Nada en absoluto. Interrogué a Swamy con la mirada, pero el hindú movió la cabeza para indicarme que nunca había oído este nombre en código.
– Selecciones de niños -dije pensativo- Como en la India, en Dakar o en Buenos Aires…
– Tal vez esa Keller esté a cargo del Lebensborn -prosiguió Tenidzé-. ¡Esto explicaría que se pasee por aquí ejerciendo de niñera!
– Es posible, sí. Aunque los niños asesinados por los Galjero no se correspondían en absoluto con los criterios físicos que persiguen los teóricos de Rosenberg.
– Entonces, ¿qué es esta gente? ¿Son ogros, como los de los cuentos? ¿Comen niños? -aventuró Tenidzé, medio en broma medio en serio.
No supe qué responderle. Desde hacía años me encontraba frente a un muro. Estaba persuadido de que el relato del georgiano sobre raptos de niños realizados por los alemanes en tierra conquistada sólo guardaba una relación periférica con los asesinatos de las Indias. Pero era altamente probable que los Galjero y Keller hubieran ideado esta Operación Lebensborn para aprovisionarse de «materia prima» para sus tenghern, maithuna o cualquier otro descenso a los infiernos que hubiera nacido de sus mentes perversas. Al fin y al cabo, era algo plausible. Al ser la guerra en sí misma una operación criminal de gran envergadura, ofrece infinitas oportunidades a las mentes enfermas y una relativa garantía de impunidad. Por lo que a estas alturas sabía ya de ellos, los rumanos y la austríaca no hubieran dejado pasar una ocasión como ésta sin reaccionar. En cuanto a saber si esas personas eran monstruos salidos de un cuento, creo que mi opinión estaba definida desde hacía tiempo. Y era sí.

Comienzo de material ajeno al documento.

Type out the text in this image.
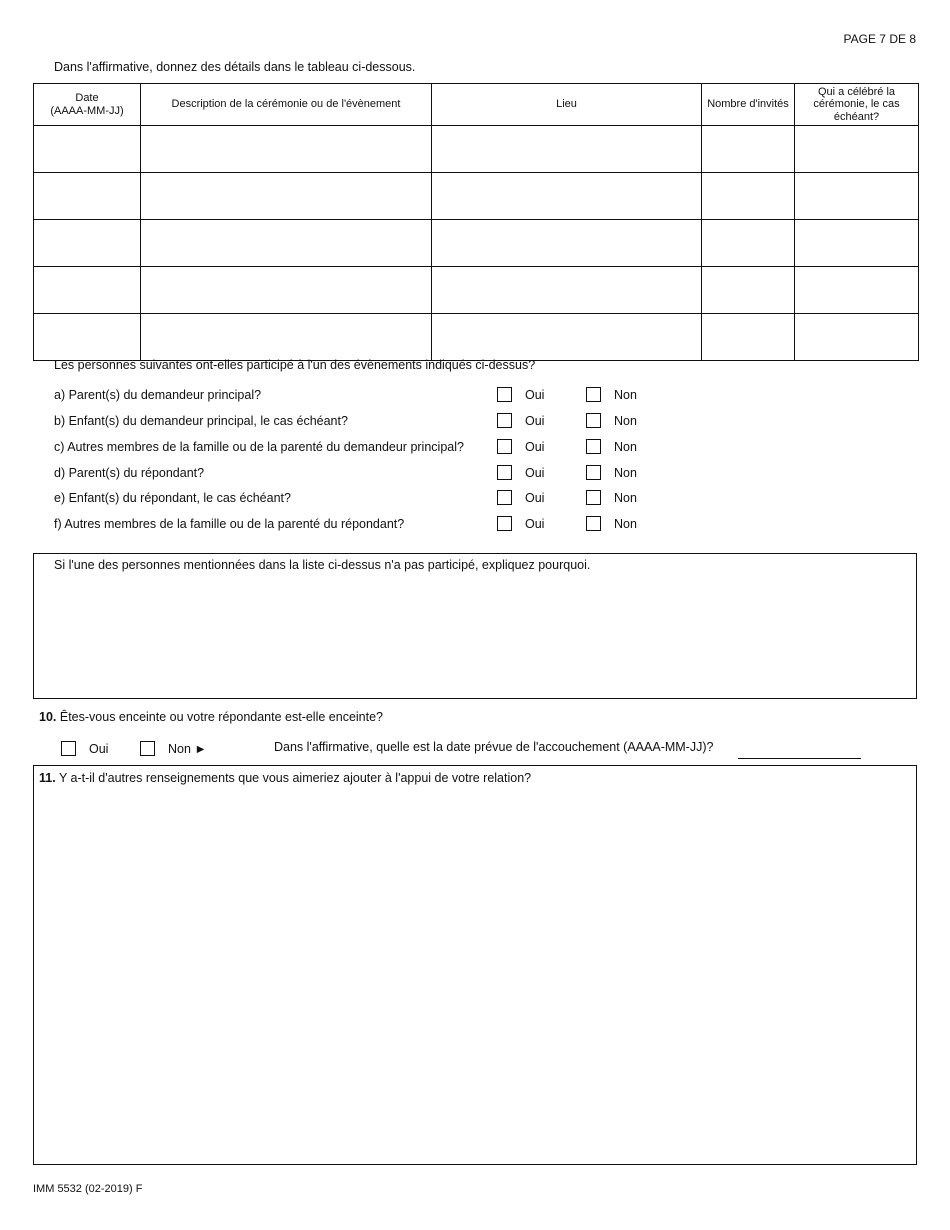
PAGE 7 DE 8
Dans l'affirmative, donnez des détails dans le tableau ci-dessous.
Date
(AAAA-MM-JJ)	Description de la cérémonie ou de l'évènement	Lieu	Nombre d'invités	Qui a célébré la cérémonie, le cas échéant?

Les personnes suivantes ont-elles participé à l'un des évènements indiqués ci-dessus?
a) Parent(s) du demandeur principal?	Oui	Non
b) Enfant(s) du demandeur principal, le cas échéant?	Oui	Non
c) Autres membres de la famille ou de la parenté du demandeur principal?	Oui	Non
d) Parent(s) du répondant?	Oui	Non
e) Enfant(s) du répondant, le cas échéant?	Oui	Non
f) Autres membres de la famille ou de la parenté du répondant?	Oui	Non
Si l'une des personnes mentionnées dans la liste ci-dessus n'a pas participé, expliquez pourquoi.
10. Êtes-vous enceinte ou votre répondante est-elle enceinte?
Oui	Non ►	Dans l'affirmative, quelle est la date prévue de l'accouchement (AAAA-MM-JJ)?
11. Y a-t-il d'autres renseignements que vous aimeriez ajouter à l'appui de votre relation?
IMM 5532 (02-2019) F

Después de casi tres días de intensa tempestad, vino la calma. Tardamos varias horas en encontrar y luego liberar a nuestro ZIS de los seis pies de nieve que lo cubrían. Por fortuna, el vehículo no había sido destruido durante los combates, pero perdimos un día completo en conseguir que arrancara. En primer lugar tuvimos que encender fogatas en torno al vehículo para calentar las planchas, luego cambiar las piezas del motor y del tren quebradas por el hielo, y a continuación dejar el motor en marcha toda la noche, para estar en condiciones de salir a la mañana siguiente. El frío, que seguía siendo extremo, hacía dolorosos cada uno de nuestros movimientos, hasta tal punto que nos era imposible permanecer más de treinta minutos fuera del bunker, al que teníamos que volver regularmente para calentarnos y evitar congelaciones mutiladoras. Trabajamos por turnos y al fin, con las primeras luces del alba del cuarto día, emprendimos de nuevo la marcha directamente hacia el oeste, donde sabíamos que se encontraban las columnas alemanas en fuga. Hacia la mitad de la jornada, hicimos un alto en lo que quedaba de una aldehuela con cuatro o cinco isbas derruidas. En los muros de una de ellas habían pintado «Proletarios de todo el mundo, uníos», en letras cirílicas rojas chorreantes. No sé por qué, juzgamos conveniente registrar los escombros. Ojalá no hubiéramos tomado nunca esta decisión, porque hicimos descubrimientos espantosos. En la esquina de una barraca, vimos cuerpos humanos groseramente apilados, ataviados con el uniforme alemán. Los rostros de algunos habían sido hendidos con un hacha.
– Seguramente para recuperar los dientes de oro -explicó Tenidzé.
Otros tipos, acaso solamente heridos cuando habían sido hechos prisioneros, estaban atados y con la cabeza hundida en el vientre abierto de sus camaradas muertos, condenándolos a una atroz asfixia entre el amasijo de vísceras. Detrás de un cobertizo encontramos a una docena de soldados desnudos, medio hundidos en toneles de agua ahora congelada. La muerte que habían reservado a estos desventurados nada tenía que ver con las leyes de la guerra. Era pura barbarie, el placer de regocijarse en la humillación y el sufrimiento ajeno.